Radioactive: The Women of Three Mile Island

Directed By Heidi Hutner

A feminist feature documentary about the 1979 Three Mile Island meltdown with never-before-told stories.

  • ABOUT
  • BIO
At the prompting of an ecofeminism professor turned visual journalist, the four original “concerned” mothers, a two-woman legal team and a reporter, now all much older, wiser, and bolder, break open years of corporate silencing and nuclear industry doublespeak, and tell their stories about the Three Mile Island nuclear power plant accident, the worst commercial nuclear reactor meltdown in U.S. history. And though this disaster took place in 1979, the life and death implications continue in the spiritual, physical, and political DNA of the community, its residents, and their descendants.
Heidi Hutner is a first-time documentary feature filmmaker, professor at Stony Brook University, and widely published author on ecofeminism and environmental justice.

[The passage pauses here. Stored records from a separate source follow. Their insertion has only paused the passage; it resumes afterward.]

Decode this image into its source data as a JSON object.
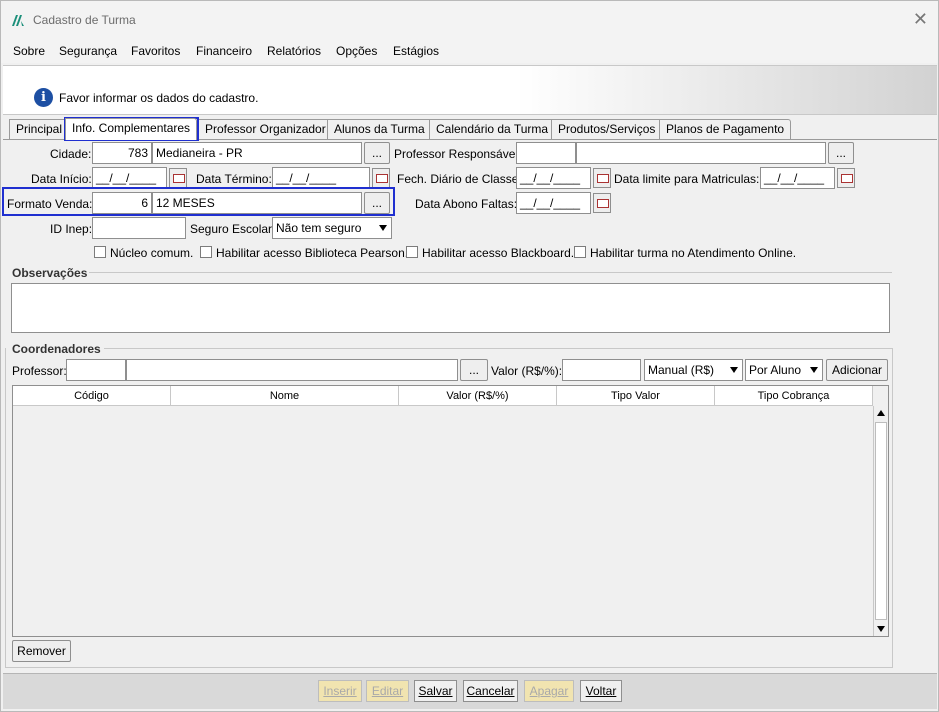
{
  "window": {
    "title": "Cadastro de Turma",
    "close": "✕"
  },
  "menu": [
    "Sobre",
    "Segurança",
    "Favoritos",
    "Financeiro",
    "Relatórios",
    "Opções",
    "Estágios"
  ],
  "info": {
    "message": "Favor informar os dados do cadastro.",
    "icon": "i"
  },
  "tabs": [
    "Principal",
    "Info. Complementares",
    "Professor Organizador",
    "Alunos da Turma",
    "Calendário da Turma",
    "Produtos/Serviços",
    "Planos de Pagamento"
  ],
  "form": {
    "cidade_label": "Cidade:",
    "cidade_code": "783",
    "cidade_name": "Medianeira - PR",
    "professor_resp_label": "Professor Responsável:",
    "professor_resp_code": "",
    "professor_resp_name": "",
    "data_inicio_label": "Data Início:",
    "data_inicio": "__/__/____",
    "data_termino_label": "Data Término:",
    "data_termino": "__/__/____",
    "fech_diario_label": "Fech. Diário de Classe:",
    "fech_diario": "__/__/____",
    "data_limite_label": "Data limite para Matriculas:",
    "data_limite": "__/__/____",
    "formato_venda_label": "Formato Venda:",
    "formato_venda_code": "6",
    "formato_venda_name": "12 MESES",
    "data_abono_label": "Data Abono Faltas:",
    "data_abono": "__/__/____",
    "id_inep_label": "ID Inep:",
    "id_inep": "",
    "seguro_label": "Seguro Escolar:",
    "seguro_value": "Não tem seguro",
    "ellipsis": "..."
  },
  "checkboxes": [
    "Núcleo comum.",
    "Habilitar acesso Biblioteca Pearson.",
    "Habilitar acesso Blackboard.",
    "Habilitar turma no Atendimento Online."
  ],
  "observacoes_label": "Observações",
  "coordenadores": {
    "group_label": "Coordenadores",
    "professor_label": "Professor:",
    "valor_label": "Valor (R$/%):",
    "tipo_valor": "Manual (R$)",
    "tipo_cobranca": "Por Aluno",
    "adicionar": "Adicionar",
    "columns": [
      "Código",
      "Nome",
      "Valor (R$/%)",
      "Tipo Valor",
      "Tipo Cobrança"
    ],
    "remover": "Remover"
  },
  "actions": [
    "Inserir",
    "Editar",
    "Salvar",
    "Cancelar",
    "Apagar",
    "Voltar"
  ],
  "colors": {
    "highlight": "#1f2fd0",
    "disabled_bg": "#f1e4b0",
    "info_icon": "#1d4fa3"
  }
}
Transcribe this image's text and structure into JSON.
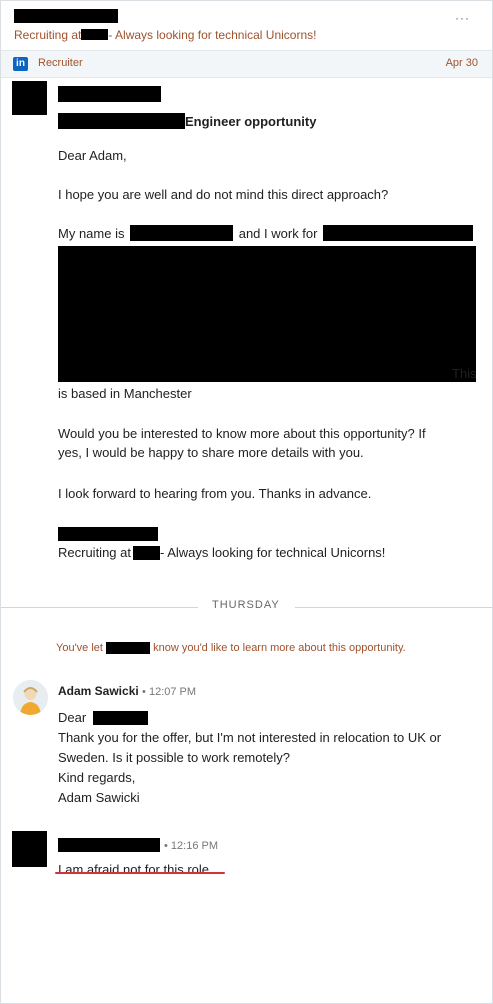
{
  "header": {
    "subtitle_prefix": "Recruiting at",
    "subtitle_suffix": "- Always looking for technical Unicorns!",
    "more_label": "···"
  },
  "source_bar": {
    "icon": "linkedin-icon",
    "icon_text": "in",
    "label": "Recruiter",
    "date": "Apr 30"
  },
  "message1": {
    "subject_suffix": "Engineer opportunity",
    "greeting": "Dear Adam,",
    "para1": "I hope you are well and do not mind this direct approach?",
    "my_name_is": "My name is",
    "and_i_work_for": "and I work for",
    "this_word": "This",
    "based_line": "is based in Manchester",
    "para3_line1": "Would you be interested to know more about this opportunity? If",
    "para3_line2": "yes, I would be happy to share more details with you.",
    "para4": "I look forward to hearing from you. Thanks in advance.",
    "sig_prefix": "Recruiting at",
    "sig_suffix": "- Always looking for technical Unicorns!"
  },
  "divider": {
    "label": "THURSDAY"
  },
  "system_note": {
    "prefix": "You've let",
    "suffix": "know you'd like to learn more about this opportunity."
  },
  "message2": {
    "sender": "Adam Sawicki",
    "time": "• 12:07 PM",
    "greeting": "Dear",
    "line1": "Thank you for the offer, but I'm not interested in relocation to UK or",
    "line2": "Sweden. Is it possible to work remotely?",
    "line3": "Kind regards,",
    "line4": "Adam Sawicki"
  },
  "message3": {
    "time": "• 12:16 PM",
    "text": "I am afraid not for this role"
  },
  "colors": {
    "accent_brown": "#a0522d",
    "linkedin_blue": "#0a66c2",
    "underline_red": "#d1323c"
  }
}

Of late, Hutner has shifted her work to filmmaking, as she has always had a passion for visual story telling. Hutner believes it is high time for all underrepresented groups and excluded film folks claim space in the white male dominated film industry. RADIOACTIVE: THE WOMEN OF THREE MILE ISLAND (Hutner's first film), a feature documentary about the 1979 Three Mile Island meltdown--explores the worst commercial nuclear accident in U.S. history through a feminist lens. The documentary covers the never-before-told stories of four intrepid homemakers, two lawyers who took the local community's case all the way to the Supreme Court, and a young female journalist who was caught in the radioactive crossfire. RADIOACTIVE features activist and actor Jane Fonda--whose film, CHINA SYNDROME (a fictional account of a nuclear meltdown), opened 12 days before the real disaster in Pennsylvania. RADIOACTIVE also breaks the story of a radical new health study (in process) that may finally expose the truth of the meltdown. For over forty years, the nuclear industry has done all in their power to cover up their criminal actions, claiming, as they always do, "No one was harmed and nothing significant happened."